In the sidebar, select the required workspace and then click Compute.
From the list of available clusters, click the target cluster’s name.
Click on the Connection Details tab that mentions the JDBC URL details and the driver details associated with that cluster.
In the JDBC tab, the JDBC URL is available for the use.

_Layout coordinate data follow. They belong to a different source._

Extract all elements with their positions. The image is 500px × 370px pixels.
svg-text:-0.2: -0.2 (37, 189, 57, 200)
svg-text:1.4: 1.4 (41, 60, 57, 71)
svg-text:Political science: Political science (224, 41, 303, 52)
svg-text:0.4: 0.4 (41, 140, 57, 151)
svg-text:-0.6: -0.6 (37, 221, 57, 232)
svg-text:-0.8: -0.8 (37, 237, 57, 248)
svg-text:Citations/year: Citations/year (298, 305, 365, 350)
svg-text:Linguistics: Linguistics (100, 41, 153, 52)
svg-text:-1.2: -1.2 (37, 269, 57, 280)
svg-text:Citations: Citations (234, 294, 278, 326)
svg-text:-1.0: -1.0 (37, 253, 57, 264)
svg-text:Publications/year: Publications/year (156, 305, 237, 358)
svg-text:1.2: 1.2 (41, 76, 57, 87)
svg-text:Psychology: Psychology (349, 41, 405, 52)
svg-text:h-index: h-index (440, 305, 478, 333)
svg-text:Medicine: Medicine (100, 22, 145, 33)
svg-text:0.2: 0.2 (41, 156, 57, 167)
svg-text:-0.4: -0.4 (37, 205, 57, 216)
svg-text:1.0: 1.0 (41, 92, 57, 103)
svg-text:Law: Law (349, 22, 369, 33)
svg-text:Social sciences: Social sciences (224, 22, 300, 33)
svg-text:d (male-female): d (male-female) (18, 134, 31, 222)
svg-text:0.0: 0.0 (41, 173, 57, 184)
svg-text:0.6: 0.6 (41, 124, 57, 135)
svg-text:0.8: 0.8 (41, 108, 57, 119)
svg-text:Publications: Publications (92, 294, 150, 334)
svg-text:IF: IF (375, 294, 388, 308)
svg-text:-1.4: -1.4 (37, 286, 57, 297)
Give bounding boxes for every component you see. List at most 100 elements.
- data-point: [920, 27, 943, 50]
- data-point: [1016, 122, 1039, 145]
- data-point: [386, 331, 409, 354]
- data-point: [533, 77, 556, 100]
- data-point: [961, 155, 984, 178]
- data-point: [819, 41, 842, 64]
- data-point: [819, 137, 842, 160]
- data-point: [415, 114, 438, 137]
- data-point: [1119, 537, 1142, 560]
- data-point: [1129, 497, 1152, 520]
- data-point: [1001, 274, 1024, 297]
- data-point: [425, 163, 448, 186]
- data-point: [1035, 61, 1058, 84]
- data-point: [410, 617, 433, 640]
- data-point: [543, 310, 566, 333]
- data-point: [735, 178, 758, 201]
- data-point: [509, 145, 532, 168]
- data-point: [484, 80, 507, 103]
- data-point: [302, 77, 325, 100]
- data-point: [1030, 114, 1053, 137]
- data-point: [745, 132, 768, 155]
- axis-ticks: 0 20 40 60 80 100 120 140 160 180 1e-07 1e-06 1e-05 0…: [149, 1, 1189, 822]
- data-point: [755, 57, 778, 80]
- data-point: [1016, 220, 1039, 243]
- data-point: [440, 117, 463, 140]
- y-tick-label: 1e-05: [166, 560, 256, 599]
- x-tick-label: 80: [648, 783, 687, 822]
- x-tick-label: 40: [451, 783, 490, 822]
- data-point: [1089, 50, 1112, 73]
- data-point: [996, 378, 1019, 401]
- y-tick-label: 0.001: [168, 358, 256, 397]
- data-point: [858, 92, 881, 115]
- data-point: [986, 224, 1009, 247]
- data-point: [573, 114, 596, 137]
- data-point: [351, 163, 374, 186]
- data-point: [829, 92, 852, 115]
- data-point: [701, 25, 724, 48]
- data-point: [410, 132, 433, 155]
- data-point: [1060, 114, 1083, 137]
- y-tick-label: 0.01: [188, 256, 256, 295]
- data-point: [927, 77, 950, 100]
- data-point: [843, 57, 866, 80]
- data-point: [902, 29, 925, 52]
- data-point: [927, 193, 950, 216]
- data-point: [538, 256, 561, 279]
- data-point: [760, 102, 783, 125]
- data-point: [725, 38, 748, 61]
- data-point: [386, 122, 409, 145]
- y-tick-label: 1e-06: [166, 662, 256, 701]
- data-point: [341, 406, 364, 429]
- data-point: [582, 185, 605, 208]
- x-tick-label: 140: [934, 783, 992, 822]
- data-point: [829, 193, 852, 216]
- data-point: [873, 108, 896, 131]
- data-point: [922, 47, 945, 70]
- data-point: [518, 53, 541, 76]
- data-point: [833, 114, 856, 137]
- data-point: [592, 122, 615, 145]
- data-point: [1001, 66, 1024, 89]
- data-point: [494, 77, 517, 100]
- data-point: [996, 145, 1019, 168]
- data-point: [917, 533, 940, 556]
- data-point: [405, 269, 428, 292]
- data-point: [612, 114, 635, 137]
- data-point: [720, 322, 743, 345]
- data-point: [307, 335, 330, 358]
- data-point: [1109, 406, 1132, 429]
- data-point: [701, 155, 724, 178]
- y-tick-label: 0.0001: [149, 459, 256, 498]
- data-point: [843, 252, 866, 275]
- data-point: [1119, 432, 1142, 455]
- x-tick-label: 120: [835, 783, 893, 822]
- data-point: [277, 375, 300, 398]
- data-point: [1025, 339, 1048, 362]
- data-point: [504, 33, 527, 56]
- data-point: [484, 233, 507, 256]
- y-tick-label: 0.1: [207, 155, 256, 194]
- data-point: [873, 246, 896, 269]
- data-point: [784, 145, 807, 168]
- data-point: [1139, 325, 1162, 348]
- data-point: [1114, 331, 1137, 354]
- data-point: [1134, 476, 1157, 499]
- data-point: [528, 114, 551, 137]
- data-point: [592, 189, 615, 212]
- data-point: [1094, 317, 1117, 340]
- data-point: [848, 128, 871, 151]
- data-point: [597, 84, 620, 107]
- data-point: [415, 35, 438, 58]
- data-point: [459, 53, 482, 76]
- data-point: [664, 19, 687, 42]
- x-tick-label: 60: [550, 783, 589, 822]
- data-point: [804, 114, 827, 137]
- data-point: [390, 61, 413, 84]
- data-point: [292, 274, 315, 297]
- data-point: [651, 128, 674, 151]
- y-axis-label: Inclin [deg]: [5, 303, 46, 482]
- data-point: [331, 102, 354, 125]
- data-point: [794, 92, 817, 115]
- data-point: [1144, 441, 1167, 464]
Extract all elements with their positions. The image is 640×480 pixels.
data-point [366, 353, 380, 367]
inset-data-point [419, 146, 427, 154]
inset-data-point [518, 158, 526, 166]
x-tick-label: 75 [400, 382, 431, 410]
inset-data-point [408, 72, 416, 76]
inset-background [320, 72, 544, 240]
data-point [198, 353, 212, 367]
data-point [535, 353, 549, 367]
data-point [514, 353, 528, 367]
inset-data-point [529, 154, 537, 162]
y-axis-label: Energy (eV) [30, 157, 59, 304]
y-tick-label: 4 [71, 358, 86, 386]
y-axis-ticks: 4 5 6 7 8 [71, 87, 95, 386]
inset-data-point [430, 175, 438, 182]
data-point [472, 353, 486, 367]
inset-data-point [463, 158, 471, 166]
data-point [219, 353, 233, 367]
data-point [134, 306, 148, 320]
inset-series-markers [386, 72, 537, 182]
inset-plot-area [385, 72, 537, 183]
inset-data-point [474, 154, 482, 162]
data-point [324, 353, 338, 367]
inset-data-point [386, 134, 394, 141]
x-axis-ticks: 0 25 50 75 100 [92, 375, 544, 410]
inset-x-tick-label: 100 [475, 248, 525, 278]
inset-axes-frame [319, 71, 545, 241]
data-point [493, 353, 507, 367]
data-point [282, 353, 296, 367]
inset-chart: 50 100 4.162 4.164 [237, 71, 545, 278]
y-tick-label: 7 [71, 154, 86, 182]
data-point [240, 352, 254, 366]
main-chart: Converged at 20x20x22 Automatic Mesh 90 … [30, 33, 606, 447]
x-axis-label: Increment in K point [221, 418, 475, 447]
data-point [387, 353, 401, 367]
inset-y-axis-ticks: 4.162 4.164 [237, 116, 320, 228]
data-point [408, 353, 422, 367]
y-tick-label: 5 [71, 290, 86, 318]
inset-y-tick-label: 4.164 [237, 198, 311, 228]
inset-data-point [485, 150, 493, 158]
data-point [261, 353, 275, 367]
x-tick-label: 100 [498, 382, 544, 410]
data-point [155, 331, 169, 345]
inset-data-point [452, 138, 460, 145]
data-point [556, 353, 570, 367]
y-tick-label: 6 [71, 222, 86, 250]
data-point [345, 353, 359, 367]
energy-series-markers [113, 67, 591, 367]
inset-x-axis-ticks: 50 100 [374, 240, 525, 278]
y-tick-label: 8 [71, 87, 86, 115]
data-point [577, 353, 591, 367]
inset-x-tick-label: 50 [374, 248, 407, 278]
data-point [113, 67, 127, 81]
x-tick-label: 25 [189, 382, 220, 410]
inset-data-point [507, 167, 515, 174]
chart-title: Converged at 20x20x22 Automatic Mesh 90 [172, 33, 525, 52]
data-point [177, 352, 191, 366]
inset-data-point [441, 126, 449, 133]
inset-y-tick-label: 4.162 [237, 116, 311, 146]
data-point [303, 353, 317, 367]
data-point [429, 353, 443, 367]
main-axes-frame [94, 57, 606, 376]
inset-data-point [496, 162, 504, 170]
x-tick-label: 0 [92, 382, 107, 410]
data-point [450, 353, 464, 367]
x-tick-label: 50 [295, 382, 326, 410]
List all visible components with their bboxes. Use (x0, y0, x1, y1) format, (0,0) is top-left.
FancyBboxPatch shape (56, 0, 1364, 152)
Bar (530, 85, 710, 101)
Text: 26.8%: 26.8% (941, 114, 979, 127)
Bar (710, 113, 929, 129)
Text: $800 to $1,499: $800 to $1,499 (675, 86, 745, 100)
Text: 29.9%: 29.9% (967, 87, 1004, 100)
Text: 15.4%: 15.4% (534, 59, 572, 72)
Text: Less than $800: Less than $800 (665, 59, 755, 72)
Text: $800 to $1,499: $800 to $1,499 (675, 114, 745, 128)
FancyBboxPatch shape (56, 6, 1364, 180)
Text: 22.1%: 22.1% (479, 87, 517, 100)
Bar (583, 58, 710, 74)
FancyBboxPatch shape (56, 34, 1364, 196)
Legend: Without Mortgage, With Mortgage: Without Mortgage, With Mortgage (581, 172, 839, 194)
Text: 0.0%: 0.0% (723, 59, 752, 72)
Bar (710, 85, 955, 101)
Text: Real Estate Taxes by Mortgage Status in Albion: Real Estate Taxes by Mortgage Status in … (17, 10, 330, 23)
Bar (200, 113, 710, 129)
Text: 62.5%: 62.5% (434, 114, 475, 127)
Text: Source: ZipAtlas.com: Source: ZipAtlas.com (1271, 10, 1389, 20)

Parent topic: Authentication to Oracle AI Data Platform

9.2.29.2.2.3 Simba JDBC Driver for Apache Spark

Use the following steps to get the Simba JBDC driver for the Oracle AI Data Platform compute cluster:

Log in to your Oracle AI Data Platform instance.
Select the required workspace.
Click Compute.
Select the target cluster’s name from the list of available clusters.
Click the Connection Details tab that mentions the JDBC URL details and the driver details associated with that cluster.
From the JDBC tab, select Download JDBC Driver option to obtain the JDBC driver jar.

Note:

Oracle recommends to use the Simba JDBC jar lean version included in the ZIP package downloaded from the Oracle AI Data Platform console. The Simba JDBC jar lean version includes shaded dependencies. These shaded dependencies help prevent dependency resolution conflicts between Oracle GoldenGate and the Simba JDBC driver, thereby ensuring smoother integration and compatibility. The lean Simba JDBC driver jar is available in the downloaded ZIP archive's libs directory.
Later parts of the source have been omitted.